You have to experience Placebo's nuance to grasp all of it. There's too much substance, too much grit. Gibson never wastes words; even the most menial dialogue has an underlying thrust, a hint at dreams and disaster.

Every line of the script hides a new slant -- something to keep you up at night, restless in thought.

The action gets its humanity from four adroit actors, all of whom deliver moving, believable performances. Carrie Coon of Gone Girl and Who's Afraid of Virginia Woolf? fame is the protagonist, Louise. William Jackson Harper, Alex Hurt, and Florencia Lozano compose her supporting cast. Coon's bluntness is endearing, Harper's emotional viability convincing. Hurt proves captivatingly simple, and the upper-class privilege of Lozano's character makes her no less likable.

Placebo's plot is mundane, and its key events could happen to any of us. Louise works at a hospital developing a female version of Viagra. Her boyfriend, Jonathan, never ventures far from his apartment, where he buries his nose in books about the Roman philosopher, Pliny. Louise's mother is sick, and as Louise frantically fights to grasp her mom's mortality, Jonathan is too consumed by his studies to notice. So she turns to her coworker, Tom, for a good-humored listening ear. Sparks fly. Tensions erupt. Still, in the end, not much has changed.

But be warned: this is not your typical love triangle. We like our entertainment like our Kraft singles: fake. But it seems that Gibson doesn't care what we like; she's going to hand us the truth, unabashedly, with no euphemisms or concluding catharsis.

Instead of telling us what to believe, she'll show us why 40-50 percent of married couples eventually divorce in the United States and why one-night stands are the new normal. She'll make us wonder if a fairytale romance is possible when we're too individualistic to see past ourselves and our aspirations.
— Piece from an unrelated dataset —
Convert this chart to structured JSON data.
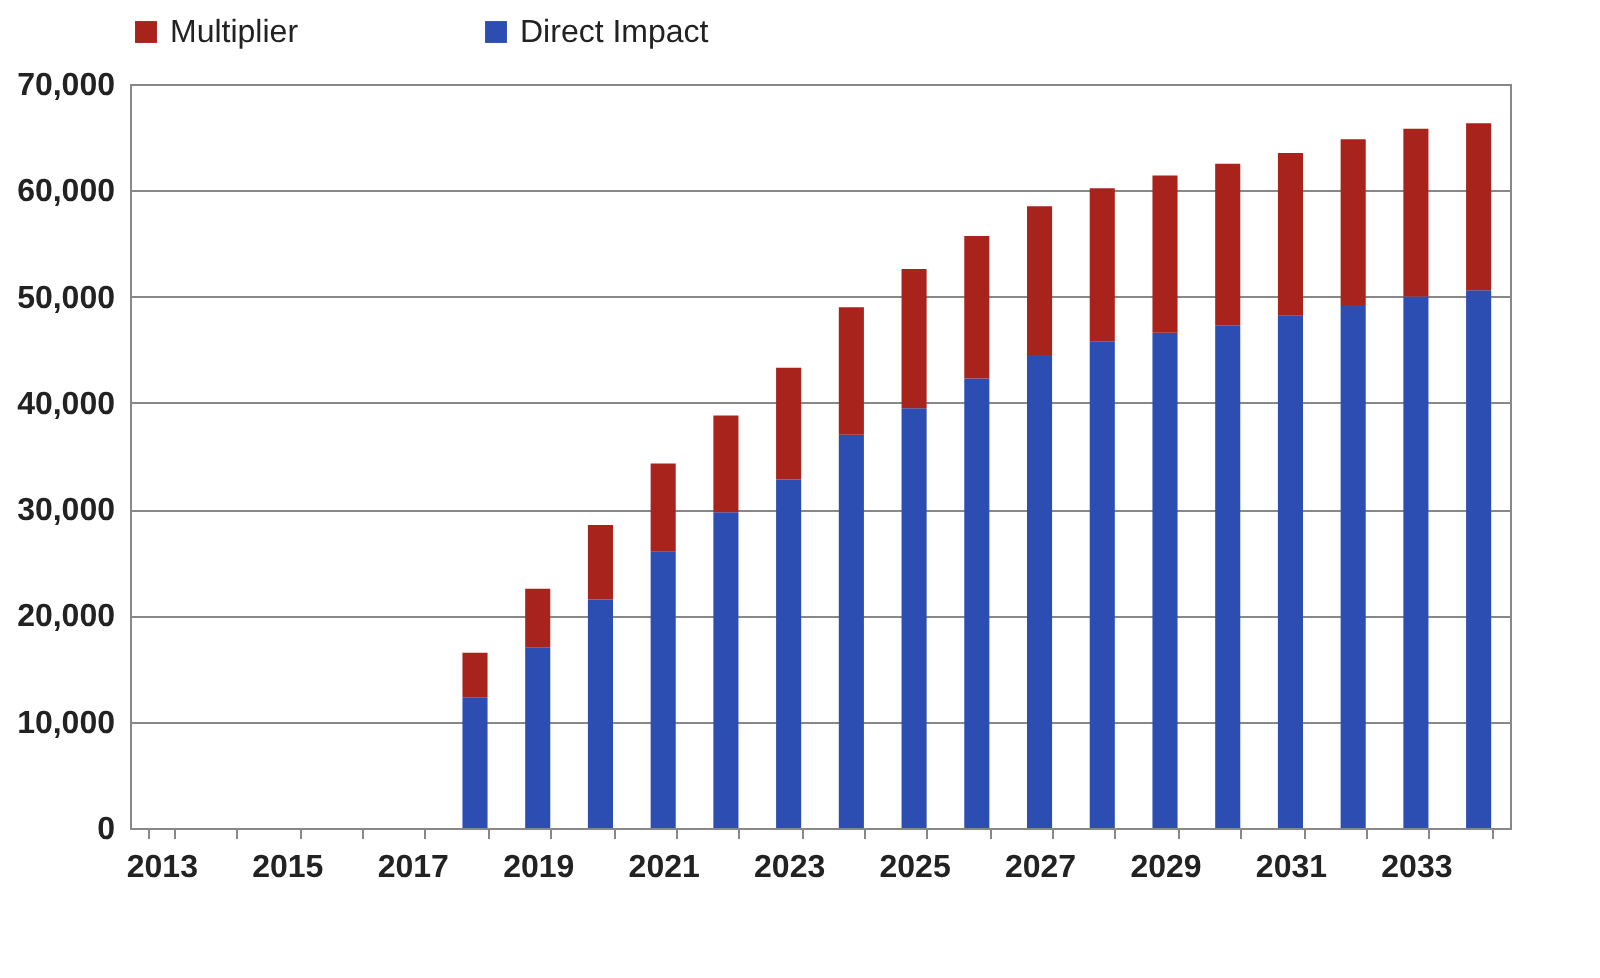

She'll even have us question our own self-obsession and whether our drive to become someone is pushing away everyone else.

And finally, as the ensemble takes a bow, we'll ask ourselves if the people in our lives should be pushed away for our own good, or if they're worth the constant game of catch. Should we drop the ball or keep throwing, hoping that soon the motions will feel more natural?